Saturday, May 17, 2014

The Task of Democratizing Big Data

Companies that fail to take advantage of the opportunities presented by "big data" management and analytics technologies can expect to fall behind the competition and possibly go out of business altogether.

The world is just getting started with big data technologies like Hadoop and MapReduce, and several obstacles – such as a dearth of skills and old-fashioned thinking about data -- continue to stand in the way of their adoption.

But, companies that embrace the concept now are the ones who will lead the way in the not-too-distant future when entry barriers are not so high. Companies that exploit big data will gain the ability to make more informed decisions about the future and will ultimately bring in more money than those that do not.

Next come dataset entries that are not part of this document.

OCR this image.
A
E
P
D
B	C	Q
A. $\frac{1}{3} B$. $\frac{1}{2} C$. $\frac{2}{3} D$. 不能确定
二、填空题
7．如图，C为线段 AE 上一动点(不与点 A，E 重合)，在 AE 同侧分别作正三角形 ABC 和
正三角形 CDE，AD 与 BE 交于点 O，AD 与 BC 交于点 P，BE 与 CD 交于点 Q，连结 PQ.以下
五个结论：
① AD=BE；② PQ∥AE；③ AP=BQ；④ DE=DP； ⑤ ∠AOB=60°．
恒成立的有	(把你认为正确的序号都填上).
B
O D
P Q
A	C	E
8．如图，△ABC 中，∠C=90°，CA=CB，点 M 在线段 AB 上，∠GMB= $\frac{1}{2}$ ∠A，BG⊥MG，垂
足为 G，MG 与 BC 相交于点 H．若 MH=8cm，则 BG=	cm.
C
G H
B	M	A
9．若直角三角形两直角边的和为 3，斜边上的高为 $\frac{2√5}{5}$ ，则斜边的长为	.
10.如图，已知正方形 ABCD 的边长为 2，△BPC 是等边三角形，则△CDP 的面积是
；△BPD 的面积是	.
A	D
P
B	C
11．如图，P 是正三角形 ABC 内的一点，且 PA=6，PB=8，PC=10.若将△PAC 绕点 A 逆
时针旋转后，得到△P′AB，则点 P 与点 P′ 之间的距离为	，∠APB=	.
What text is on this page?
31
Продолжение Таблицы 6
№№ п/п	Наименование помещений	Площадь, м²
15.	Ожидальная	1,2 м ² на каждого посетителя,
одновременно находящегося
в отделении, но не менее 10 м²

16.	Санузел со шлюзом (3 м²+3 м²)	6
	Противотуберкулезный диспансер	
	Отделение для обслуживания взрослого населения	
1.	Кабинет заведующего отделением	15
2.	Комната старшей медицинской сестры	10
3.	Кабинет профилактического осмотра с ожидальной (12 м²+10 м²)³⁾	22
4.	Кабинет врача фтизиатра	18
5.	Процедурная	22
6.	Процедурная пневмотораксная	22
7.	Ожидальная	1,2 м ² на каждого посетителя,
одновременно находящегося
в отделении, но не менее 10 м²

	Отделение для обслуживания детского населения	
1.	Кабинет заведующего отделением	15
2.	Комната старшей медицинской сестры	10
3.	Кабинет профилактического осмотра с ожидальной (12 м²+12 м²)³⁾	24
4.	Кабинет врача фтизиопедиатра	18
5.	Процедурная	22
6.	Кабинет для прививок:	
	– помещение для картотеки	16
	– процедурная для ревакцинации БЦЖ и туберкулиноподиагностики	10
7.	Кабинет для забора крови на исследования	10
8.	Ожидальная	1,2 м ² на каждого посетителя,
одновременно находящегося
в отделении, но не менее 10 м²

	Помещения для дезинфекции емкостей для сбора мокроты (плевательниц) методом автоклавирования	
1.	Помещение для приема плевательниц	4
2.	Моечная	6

The phrase "big data" is most often used to refer to the massive amounts of both structured and unstructured information being generated by machines, social media sites and mobile devices today. The phrase is also used to refer to the storage, management and analytical technologies used to draw valuable business insights from such information. Some of the more well-known big data management technologies include the Apache Hadoop Distributed File System, MapReduce, Hive, Pig and Mahout.

There is certainly no shortage of hype around big data management technologies, but actual adoption levels remain low for two main reasons. First, Hadoop and other big data technologies are extremely difficult to use and the right skill sets are in short order. Today, organizations often hire PhDs to handle the analytics side of the big data equation, and those well-educated individuals demand high salaries.

The skills used to manage, deploy and monitor Hadoop are not necessarily the same skills that an Oracle DBA might have. For instance, if you want to be a data scientist on the analytics side, you need to know how to write MapReduce jobs, which is not the same as writing SQL queries by any means.

The second major obstacle standing in the way of increased adoption centers on the notion that most companies currently lack the mindset required to get the most out of big data.

Most large companies today are accustomed to gaining business insights through a combination of data warehousing and business intelligence (BI) re¬porting technologies. But, the BI/data warehousing model is about using data to examine the past, whereas big data technologies are about using data to predict the future. To take advantage of big data requires a shift, a very basic shift in some organizations, to actually trusting data and actually going where the data leads you. Big data is about looking forward, making predictions and taking action.

As with all emerging technologies, big data management and analytics will eventually become more accessible to the masses -- or democratized -- over time. But some important things need to happen first.

For starters, new tools and technologies will be needed to reduce the complexity associated with working with big data technologies. Several companies -- like Talend, Hortonworks and Cloudera -- are working to reduce big data difficulties right now. But, more innovation is needed to make it easier for users to deploy, administer and secure Hadoop clusters and create integrations between processes and data sources.

Right now you need some pretty sophisticated skills around MapReduce and other languages, or SAS and others to be a top line data scientist. We need tools that can abstract away some of that expertise so that you don't need to have a PhD to really explore big data.

The task of democratizing big data will also require a great deal of user training and education on topics like big data infrastructure, deploying and managing Hadoop, integration and scheduling MapReduce jobs. We really need to tackle the problem from both ends. One is to make the tools and technologies easier to use. But we also have to invest in training and education resources to help DBAs and business analysts up their game and operate in the big data world.